In Genesis 19 the men of Sodom come pounding at the door of Lot’s home, demanding that he give them the men he took in from the city square (cp. Genesis 19:1-5). Lot came out to them and told them the men had come under his roof and hospitality dictated that it would be very dishonorable for him to do as they demanded. He even went to the extreme of telling them: “I have two daughters who have not known a man; let me, I pray you, bring them out unto you, and do you to them as is good in your eyes: only unto these men do nothing; for therefore came they under the shadow of my roof” (Genesis 19:8). What are we to make of Lot’s offer?
Clearly the New Testament tells us that Lot was a righteous man, for when Peter speaks of the coming judgment he uses Lot as an example of how the Lord is able to preserve the righteous while he punishes the wicked:
And turning the cities of Sodom and Gomorrah into ashes condemned them by a catastrophe, making them an example unto those that later should live ungodly; And delivered just Lot, vexed with the filthy behavior of the wicked: (For that righteous man dwelling among them, in seeing and hearing, vexed his righteous soul from day to day with their unlawful deeds;) The Lord knows how to deliver the godly out of temptations, and to reserve the unjust unto the day of judgment to be punished: (2 Peter 2:6-9 KJ2000)
The Greek used for just Lot in verse-7 and righteous man in verse-8 is the same word (G1342) and means, according to Thayer, righteous, law-abiding, innocent, guiltless, approved (of God). The problem is: how could God approve or consider it a righteous matter for Lot to offer his daughters to be repeatedly raped by the wicked crowd outside his home? Yet, we know that God considered Lot to be a righteous man, because God saved him and those in his house for the sake of Abraham’s prayer for the righteous (cp. Genesis 18:23-33). While it is true that Lot made some bad decisions and didn’t separate himself from the worldly customs of Sodom, he was righteous, and Peter tells us he was “vexed with their filthy behavior” day after day. In other words, Lot was worn out every day trying to live peacefully with them. He felt oppressed. He should have left, but he didn’t, perhaps because he had two or three daughters already married to Sodomite men and he didn’t wish to break ties with them.
Nevertheless, we still have Lot’s remark which seems to say he valued his reputation as a hospitable person over his duty toward his family, especially his two daughters. What can be said about this? Josephus, the Jewish historian, makes a remark about the incident this way: “…if their inclinations could not be governed, he would expose his daughters to their lust, instead of these strangers—neither thus were they made ashamed” [Antiquities of the Jews; book 1, chapter 11, paragraph 3]. Josephus’ remark seems to imply that the Sodomites should have been ashamed at Lot’s offer, but it had no effect upon them. Did they take Lot’s offer seriously? The text seems to tell us they passed over Lot’s offer of his daughters, and accused him of making himself a judge of their affairs (Genesis 19:9).
I believe we should consider Lot’s offer of his daughters as a shocking statement meant not to be taken literally, but to bring his hearers to consider their deeds and make them ashamed.
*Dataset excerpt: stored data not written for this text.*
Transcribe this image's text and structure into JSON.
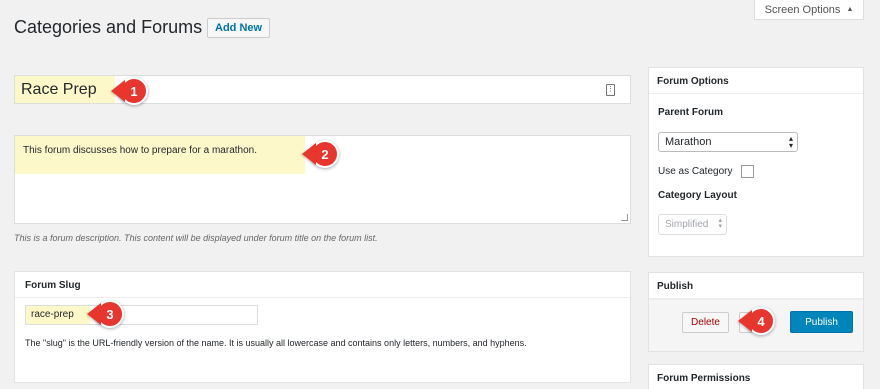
{
  "header": {
    "title": "Categories and Forums",
    "add_new_label": "Add New",
    "screen_options_label": "Screen Options"
  },
  "form": {
    "title_value": "Race Prep",
    "description_value": "This forum discusses how to prepare for a marathon.",
    "description_note": "This is a forum description. This content will be displayed under forum title on the forum list."
  },
  "slug": {
    "heading": "Forum Slug",
    "value": "race-prep",
    "note": "The \"slug\" is the URL-friendly version of the name. It is usually all lowercase and contains only letters, numbers, and hyphens."
  },
  "forum_options": {
    "heading": "Forum Options",
    "parent_label": "Parent Forum",
    "parent_value": "Marathon",
    "use_as_category_label": "Use as Category",
    "layout_label": "Category Layout",
    "layout_value": "Simplified"
  },
  "publish_panel": {
    "heading": "Publish",
    "delete_label": "Delete",
    "publish_label": "Publish"
  },
  "permissions_panel": {
    "heading": "Forum Permissions"
  },
  "callouts": [
    "1",
    "2",
    "3",
    "4"
  ],
  "colors": {
    "highlight": "#fdf8c9",
    "callout": "#e8362f",
    "primary": "#0085ba",
    "link": "#0073aa"
  }
}
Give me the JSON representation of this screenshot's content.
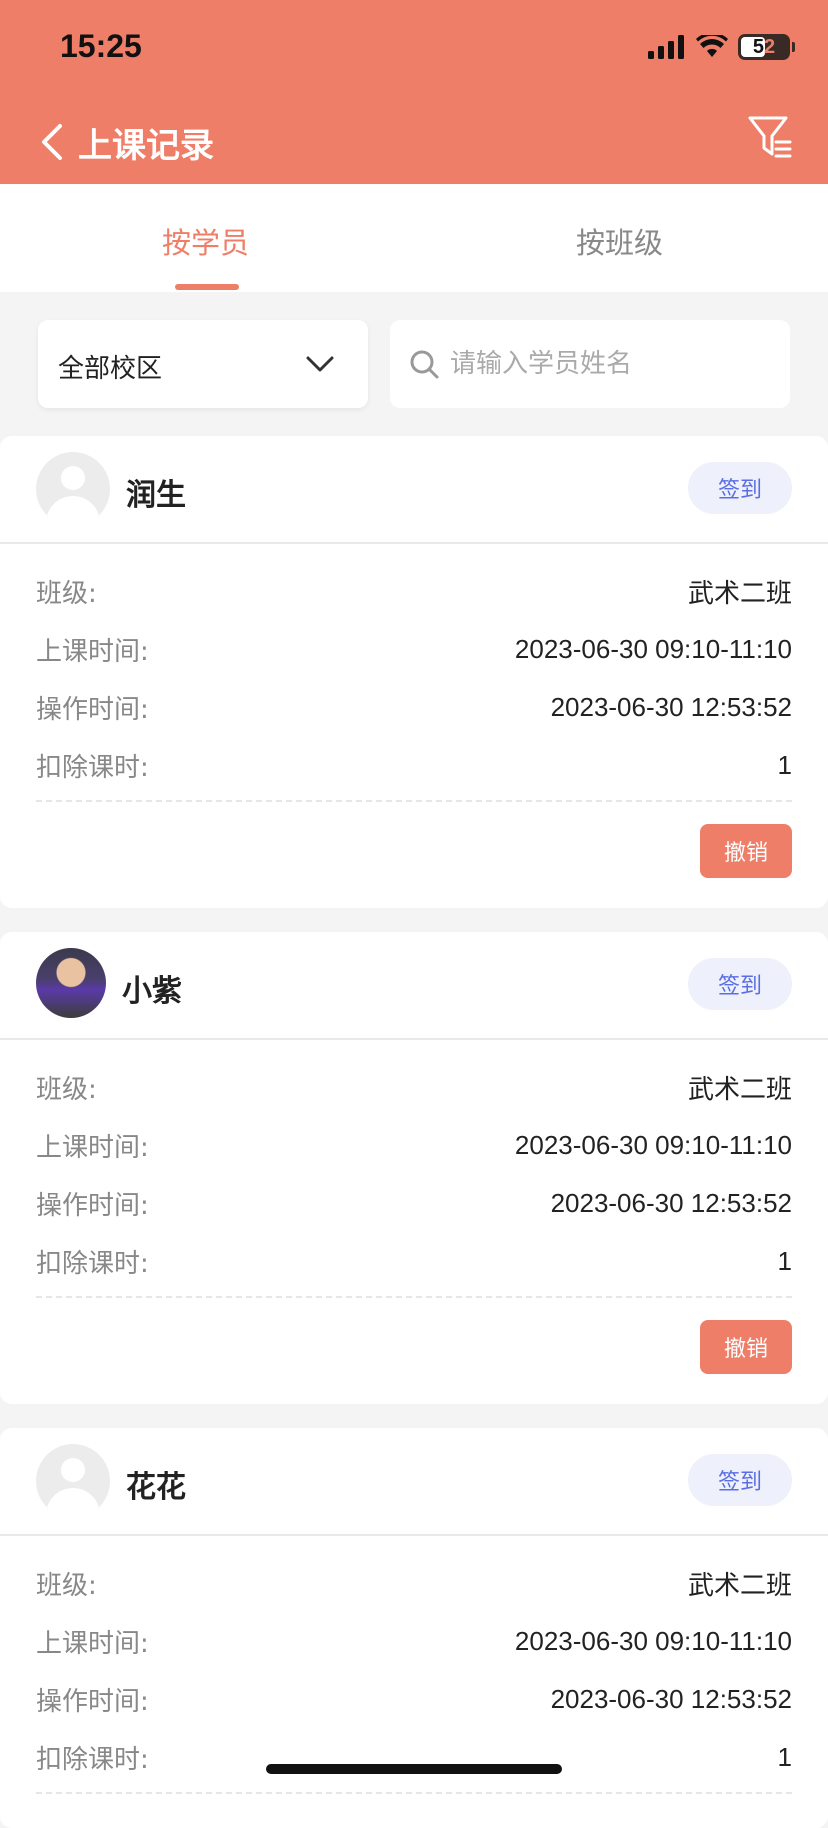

We use similar expressions today. For example, if we wish to tell someone his product is overpriced or that he seeks to take unjust advantage of the customer, we might ask him: “What do you want, an arm and a leg? The saying is not intended to be taken literally but to cause those listening that an unjust matter is exposed. In Lot’s culture, women were veiled. Men in that culture would have considered it a terrible and immodest matter for their own women to appear in public unveiled. Lot’s remark, I think, should be understood according to this cultural custom. It was outrageous and intended to cause the men of Sodom to be ashamed of what they intended to do.